Warga Bantul Diminta Tidak Gunakan Kresek untuk Bungkus Daging

Ilustrasi pembagian daging hewan kurban - Harian Jogja/Desi Suryanto
30 Juli 2020 17:07 WIB Ujang Hasanudin Bantul Share :

Harianjogja.com, BANTUL—Sehari menjelang Iduladha, Bupati Bantul Suharsono mengimbau masyarakat untuk tidak menggunakan kantong kresek dan plastik  sebagai pembungkus daging saat pendistribusian daging kurban. Ia menyarankan agar daging dibungkus menggunakan besek atau wadah dari anyaman bambu.

"Untuk distribusi daging, saya minta agar menggunakan bahan yang ramah lingkungan seperti menggunakan besek," kata Suharsono, saat penyerahan hewan kurban di Rumah Dinas Bupati Bantul,  Kamis (30/7/2020).

 "Jangan menggunakan kantong plastik karena tidak ramah lingkungan."

Suharsono mengaku sudah monsosialisasikan imbauan soal pengurangan kantong plastik ini melalui Dinas Lingkungan Hidup (DLH)  karena plastik salah satu jenis sampah yang sulit terurai. Selain soal bungkus daging,  Suharsono juga meminta masyarakat tidak mencuci jeroan hewan kurban di sungai. 

Sebab, kotoran hewan kurban dapat mencemari sungai dan efeknya pada daging yang akan dikonsumsi juga menjadi tidak sehat.  “Karena air sungai kotor. Nanti kalau jeroan diolah bisa menimbulkan penyakit karena banyak penyakit yang dibawa oleh air di sungai," ujar dia.

Sementara itu, dalam Iduladha tahun ini, Pemkab Bantul menyerahkan 32 kambing dan domba serta satu ekor sapi kepada masyarakat yang sebelumnya mengajukan lewat proposal.  Sapi yang diserahkan adalah sapi dari Gubernur DIY Sri Sultan HB  X.  Sapi tersebut diserahkan kepada warga Dusun Kebosungu,  Desa Dlingo,  Kecamatan Dlingo,  Bantul.
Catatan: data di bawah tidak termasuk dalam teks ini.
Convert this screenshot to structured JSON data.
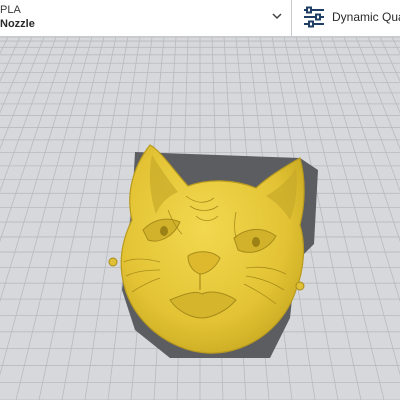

Adapun 32 kambing dan domba dari sejumlah organisasi perangkat daerah (OPD) Bantul.  Suharsono memastikan semua hewan kurban yang diserahkan dalam keadaan sehat sehingga masyarakat tidak perlu khawatir untuk menyembelihnya.  Ia berpesan dan proses penyembelihan, masyarakat atau panitia kurban tetap mematuhi protokol kesehatan Covid-19.

Kepala Bidang Peternakan dan Kesehatan Hewan,  Dinas Pertanian,  Pangan,  Kelautan,  dan Perikanan (DPPKP) Bantul,  Joko Waluyo, mengatakan DPPKP telah menerbitkan ribuan surat keterangan hewan sehat sampai H-1 Iduladha ini.  Dari data yang masuk jumlah hewan kurban di Bantul baru tercatat sebanyak 2.000-an ekor sapi dan 3.000-an ekor kambing dan domba. Sementara titik pemotongan sebanyak 800-an

Joko mengaku jumlah hewan kurban masih terus bertambah karena belum semua panitia kurban melaporkannya. Ia memprediksi terjadi penurunan jumlah hewan kurban dalam Iduladha ini karena pandemi Covid-19, "Kemungkinan penurunannya tidak banyak,  paling sekitar 10 persen," kata Joko.